Limitations of Precision and Recall
While precision and recall fill in the practical gap between soundness and completeness, they have their own problems. One problem is that these measures are inherently empirical, not conceptual. At best, we can compute precision and recall for some programs, i.e., those in a benchmark suite (like p1-p6 in our visualization), and hope that these measures generalize to all programs. Another problem is that it may be difficult to know when the considered programs do or do not exhibit a property of interest; i.e., we may lack ground truth.
Another problem is that precision and recall are defined for whole programs. But practical programs are sufficiently large and complicated that even well engineered tools will falsely classify most of them by emitting a few alarms.

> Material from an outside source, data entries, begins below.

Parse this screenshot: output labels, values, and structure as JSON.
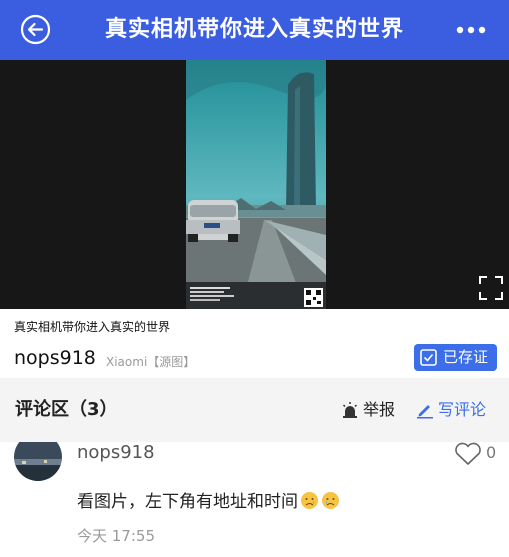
{
  "header": {
    "title": "真实相机带你进入真实的世界",
    "back_icon": "back-arrow-circle-icon",
    "more_icon": "more-dots-icon"
  },
  "colors": {
    "brand": "#3b5ee0",
    "accent": "#3b6ee8",
    "muted": "#9a9a9a"
  },
  "post": {
    "caption": "真实相机带你进入真实的世界",
    "author": "nops918",
    "device": "Xiaomi【源图】",
    "saved_badge": "已存证"
  },
  "comments_section": {
    "title": "评论区（3）",
    "report_label": "举报",
    "write_label": "写评论"
  },
  "comments": [
    {
      "author": "nops918",
      "text": "看图片，左下角有地址和时间",
      "likes": "0",
      "time": "今天 17:55"
    }
  ]
}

As such, rather than focus on whole programs, we could attempt to focus on program bugs. For example, for a tool that aims to prove array indexes are in bounds, we can count the number of array index expressions in a program (N), the number of these that are properly in bounds (X), and the number the tool accepts correctly by emitting no alarm (T) and those it accepts incorrectly by failing to emit an alarm (F). By this accounting, Astrée would stack up very well: It emitted only three false alarms in a 125,000 line program (which presumably has many occurrences of array index, pointer dereference, etc.).
This definition still presents the problem that we need to know ground truth (i.e., X) which can be very difficult for certain sorts of bugs (e.g., data races). It may also be difficult to come up with a way of counting potential bugs. For example, for data races, we must consider (all) feasible thread/program point combinations involving a read and a write. The problem of counting bugs raises a philosophical question of what a single bug even is—how do you separate one bug from another? Defining precision/recall for whole programs side-steps the need to count.
Soundness and completeness define the boundaries of a static analysis’s effectiveness. A perfect tool would achieve both. But perfection is generally impossible, and satisfying just soundness or completeness alone says little that is practical. Precision and recall provide a quantitative measure, but these are computed relative to a particular benchmark suite, and only if ground truth is known. In many cases, the generalizability of a benchmark suite is unproven, and ground truth is uncertain.
As such, it seems that perhaps the most useful approach for practical evaluation of static analysis is to make universal statements—such as soundness or completeness (up to assumptions) which apply to all programs—and empirical statements, which apply to some programs, perhaps with uncertainty. Both kinds of statements give evidence of utility and generalizability.
To do this well, we need benchmark suites for which we have independent evidence of generalizability and (at least some degree of) ground truth. My impression is that for static analysis problems there is really no good choice. I would suggest that this is a pressing problem worth further study!